The burning man waited for them.
CHAPTER 12
He rose out of the darkness, and Amelia saw the muzzle of the gun only for a moment before it flashed fire.
Her nose filled with the stink of gunpowder. Levi cried out, but all she heard was his voice, the burning man’s voice. It was slender and reedy and had no power except that of belief.
“This I say then, walk in the Spirit, and ye shall not fulfill t
he lust of the flesh. For the flesh lusteth against the Spirit, and the Spirit against the flesh: and these are contrary the one to the other: so that ye cannot do the things that ye would.”
There was blood on her dress, and pain in her body, and she fell to the ground and she was so surprised, surprised and amazed because she thought she couldn’t bleed like this. She had thought she couldn’t die.
The ball was in her stomach, she felt it scorching through her like the burning man’s words, and she didn’t want to discover that she really was mortal after all, not when she’d found Levi and she wasn’t alone anymore.
Levi’s boots were beside her head and then they weren’t. She heard a huffing sound and the impact of a fist on bone, but the burning man didn’t stop talking; he didn’t even slow down because he was on fire inside and Amelia could hear it; she could hear the crackling of the flames and she was sorry for him, sorry because inside him was all this heat and smoke, and if you’re on fire you don’t know what to do with that except light someone else so that they catch fire, too.

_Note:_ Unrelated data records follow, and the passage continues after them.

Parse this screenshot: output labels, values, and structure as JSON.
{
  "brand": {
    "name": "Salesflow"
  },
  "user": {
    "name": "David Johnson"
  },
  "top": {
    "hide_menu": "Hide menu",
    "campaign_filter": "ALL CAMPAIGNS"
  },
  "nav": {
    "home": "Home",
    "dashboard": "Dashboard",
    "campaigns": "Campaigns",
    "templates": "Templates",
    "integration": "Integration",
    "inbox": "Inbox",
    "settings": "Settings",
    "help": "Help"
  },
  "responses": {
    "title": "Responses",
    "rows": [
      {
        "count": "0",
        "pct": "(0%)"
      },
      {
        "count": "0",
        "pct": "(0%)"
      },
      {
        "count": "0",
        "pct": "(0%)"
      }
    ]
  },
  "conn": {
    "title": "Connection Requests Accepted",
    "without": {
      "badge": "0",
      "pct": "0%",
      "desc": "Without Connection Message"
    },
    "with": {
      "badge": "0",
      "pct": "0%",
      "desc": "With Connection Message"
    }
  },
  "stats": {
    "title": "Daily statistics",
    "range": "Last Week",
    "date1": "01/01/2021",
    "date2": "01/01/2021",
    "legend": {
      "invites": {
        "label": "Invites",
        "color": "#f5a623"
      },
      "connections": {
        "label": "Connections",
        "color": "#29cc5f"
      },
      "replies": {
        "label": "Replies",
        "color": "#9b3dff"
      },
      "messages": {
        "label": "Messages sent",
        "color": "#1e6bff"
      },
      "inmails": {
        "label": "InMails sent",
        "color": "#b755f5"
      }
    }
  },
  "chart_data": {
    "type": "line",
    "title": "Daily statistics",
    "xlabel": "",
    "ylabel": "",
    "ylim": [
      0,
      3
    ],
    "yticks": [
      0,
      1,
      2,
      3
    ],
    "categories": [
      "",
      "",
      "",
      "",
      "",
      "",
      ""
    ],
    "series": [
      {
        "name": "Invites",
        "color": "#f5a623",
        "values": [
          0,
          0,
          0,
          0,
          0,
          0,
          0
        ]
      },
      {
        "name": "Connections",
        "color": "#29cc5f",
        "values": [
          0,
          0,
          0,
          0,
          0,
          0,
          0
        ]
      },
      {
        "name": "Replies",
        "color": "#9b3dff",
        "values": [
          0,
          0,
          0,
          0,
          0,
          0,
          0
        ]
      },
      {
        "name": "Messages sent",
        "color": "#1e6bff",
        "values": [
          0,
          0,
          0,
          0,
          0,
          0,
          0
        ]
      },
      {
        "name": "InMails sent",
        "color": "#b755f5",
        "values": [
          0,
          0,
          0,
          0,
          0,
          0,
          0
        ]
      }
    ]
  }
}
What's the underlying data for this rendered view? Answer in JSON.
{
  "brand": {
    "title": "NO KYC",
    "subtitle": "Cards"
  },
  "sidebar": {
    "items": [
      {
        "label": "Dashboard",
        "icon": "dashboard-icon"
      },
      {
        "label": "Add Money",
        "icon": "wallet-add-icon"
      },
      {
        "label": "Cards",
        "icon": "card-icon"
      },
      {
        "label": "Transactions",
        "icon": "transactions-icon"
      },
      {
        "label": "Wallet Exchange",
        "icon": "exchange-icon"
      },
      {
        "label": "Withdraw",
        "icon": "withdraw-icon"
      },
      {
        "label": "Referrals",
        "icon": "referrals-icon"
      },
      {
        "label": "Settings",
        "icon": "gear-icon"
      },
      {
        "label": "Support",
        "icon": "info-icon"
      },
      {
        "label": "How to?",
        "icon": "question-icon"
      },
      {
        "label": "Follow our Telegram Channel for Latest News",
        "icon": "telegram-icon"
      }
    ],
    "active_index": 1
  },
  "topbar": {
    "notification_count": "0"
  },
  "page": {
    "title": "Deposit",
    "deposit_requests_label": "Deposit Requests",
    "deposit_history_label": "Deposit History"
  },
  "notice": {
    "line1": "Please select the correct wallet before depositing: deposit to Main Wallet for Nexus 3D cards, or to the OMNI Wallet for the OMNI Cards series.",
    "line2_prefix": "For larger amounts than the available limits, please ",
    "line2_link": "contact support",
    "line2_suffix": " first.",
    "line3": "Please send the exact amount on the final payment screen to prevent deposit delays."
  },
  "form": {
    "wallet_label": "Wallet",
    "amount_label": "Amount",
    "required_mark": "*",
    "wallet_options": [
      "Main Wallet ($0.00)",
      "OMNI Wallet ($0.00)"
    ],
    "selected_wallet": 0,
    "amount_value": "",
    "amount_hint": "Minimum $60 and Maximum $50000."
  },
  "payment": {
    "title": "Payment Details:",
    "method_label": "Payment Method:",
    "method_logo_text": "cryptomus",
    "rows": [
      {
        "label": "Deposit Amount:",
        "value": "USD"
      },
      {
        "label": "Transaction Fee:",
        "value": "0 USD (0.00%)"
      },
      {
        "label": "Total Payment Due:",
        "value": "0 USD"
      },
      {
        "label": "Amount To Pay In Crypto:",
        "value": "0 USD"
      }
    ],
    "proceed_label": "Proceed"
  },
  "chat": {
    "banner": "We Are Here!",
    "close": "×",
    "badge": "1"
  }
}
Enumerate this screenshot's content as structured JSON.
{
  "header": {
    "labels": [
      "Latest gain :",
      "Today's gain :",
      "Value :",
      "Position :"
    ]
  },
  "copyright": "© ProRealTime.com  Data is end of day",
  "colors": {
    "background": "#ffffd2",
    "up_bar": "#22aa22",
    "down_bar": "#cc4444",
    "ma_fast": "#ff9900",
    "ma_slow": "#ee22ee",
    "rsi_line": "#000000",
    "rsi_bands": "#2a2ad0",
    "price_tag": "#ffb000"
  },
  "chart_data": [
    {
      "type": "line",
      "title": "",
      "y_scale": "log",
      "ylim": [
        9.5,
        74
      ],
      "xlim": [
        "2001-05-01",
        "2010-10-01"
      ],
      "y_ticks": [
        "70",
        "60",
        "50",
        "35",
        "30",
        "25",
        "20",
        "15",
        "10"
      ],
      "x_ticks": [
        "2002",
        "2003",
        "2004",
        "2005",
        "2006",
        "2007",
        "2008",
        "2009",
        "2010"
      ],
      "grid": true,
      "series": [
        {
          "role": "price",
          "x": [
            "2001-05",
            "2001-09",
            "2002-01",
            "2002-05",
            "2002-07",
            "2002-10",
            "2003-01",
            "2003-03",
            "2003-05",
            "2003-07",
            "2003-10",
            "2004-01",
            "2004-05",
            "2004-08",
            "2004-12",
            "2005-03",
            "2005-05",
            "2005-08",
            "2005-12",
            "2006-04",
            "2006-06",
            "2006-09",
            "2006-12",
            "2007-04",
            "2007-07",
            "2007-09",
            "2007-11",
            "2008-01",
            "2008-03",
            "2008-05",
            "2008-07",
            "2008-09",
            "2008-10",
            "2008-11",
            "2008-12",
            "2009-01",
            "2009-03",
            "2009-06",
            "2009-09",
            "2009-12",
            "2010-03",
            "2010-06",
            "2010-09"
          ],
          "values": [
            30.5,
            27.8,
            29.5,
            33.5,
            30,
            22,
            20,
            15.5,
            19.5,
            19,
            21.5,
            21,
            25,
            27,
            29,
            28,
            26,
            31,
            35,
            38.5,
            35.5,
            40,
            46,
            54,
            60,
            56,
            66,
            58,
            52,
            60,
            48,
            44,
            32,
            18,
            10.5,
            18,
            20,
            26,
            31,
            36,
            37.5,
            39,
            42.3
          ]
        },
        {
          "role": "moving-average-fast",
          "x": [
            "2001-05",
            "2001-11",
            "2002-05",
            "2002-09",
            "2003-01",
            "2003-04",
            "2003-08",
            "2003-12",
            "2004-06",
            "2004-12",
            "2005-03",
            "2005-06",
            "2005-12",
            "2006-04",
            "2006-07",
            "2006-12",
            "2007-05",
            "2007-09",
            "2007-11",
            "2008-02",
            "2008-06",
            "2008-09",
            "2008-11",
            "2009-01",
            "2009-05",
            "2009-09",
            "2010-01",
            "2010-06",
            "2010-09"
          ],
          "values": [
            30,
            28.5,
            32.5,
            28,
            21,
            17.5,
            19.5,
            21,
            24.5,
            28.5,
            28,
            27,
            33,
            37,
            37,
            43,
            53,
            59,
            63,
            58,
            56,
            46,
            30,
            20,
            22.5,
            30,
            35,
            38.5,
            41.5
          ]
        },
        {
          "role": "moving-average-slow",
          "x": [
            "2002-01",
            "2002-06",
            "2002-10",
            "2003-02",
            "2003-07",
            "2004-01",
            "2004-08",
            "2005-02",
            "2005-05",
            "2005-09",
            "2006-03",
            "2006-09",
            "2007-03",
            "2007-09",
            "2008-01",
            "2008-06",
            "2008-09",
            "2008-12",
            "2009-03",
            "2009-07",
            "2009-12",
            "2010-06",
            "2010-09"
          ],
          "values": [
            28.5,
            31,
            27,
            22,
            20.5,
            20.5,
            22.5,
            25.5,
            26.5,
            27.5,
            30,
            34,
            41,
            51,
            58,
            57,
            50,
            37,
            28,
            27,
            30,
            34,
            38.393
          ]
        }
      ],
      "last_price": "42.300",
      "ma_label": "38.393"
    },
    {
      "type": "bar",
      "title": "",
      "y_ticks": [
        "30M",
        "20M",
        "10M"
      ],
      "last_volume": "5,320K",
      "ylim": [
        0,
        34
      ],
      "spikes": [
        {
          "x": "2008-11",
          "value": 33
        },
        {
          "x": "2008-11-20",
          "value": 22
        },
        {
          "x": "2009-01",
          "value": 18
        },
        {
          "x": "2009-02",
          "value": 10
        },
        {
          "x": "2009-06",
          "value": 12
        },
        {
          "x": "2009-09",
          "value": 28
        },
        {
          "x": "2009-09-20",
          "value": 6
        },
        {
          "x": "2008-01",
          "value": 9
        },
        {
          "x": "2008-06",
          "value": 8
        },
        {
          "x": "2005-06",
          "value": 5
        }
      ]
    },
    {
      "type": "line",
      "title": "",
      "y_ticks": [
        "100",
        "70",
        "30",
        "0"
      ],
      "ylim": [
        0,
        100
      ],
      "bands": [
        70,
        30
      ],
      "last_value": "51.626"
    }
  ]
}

“Now the works of the flesh are manifest, which are these: adultery, fornication, uncleanness, lasciviousness, idolatry, witchcraft . . . of which I tell you before, as I have also told you in time past, that they which do such things shall not inherit the kingdom of God.”
“Levi,” Amelia said, or thought she said.
Levi, don’t. Levi, help me. Help me. It hurts.
Her voice seemed so quiet and so small. She wasn’t sure her words made it out of her mouth. They seemed stuck behind her teeth.
There was more thudding, the persistent wet sound of Levi’s fist hitting the other man’s face and making it bleed.
“Levi,” she said.
Help me I’m on fire.
But he couldn’t hear her, because her insides were blazing and her voice was trapped in the smoke and the door to the Barnums’ apartment opened behind her and then Charity was screaming, screaming, screaming.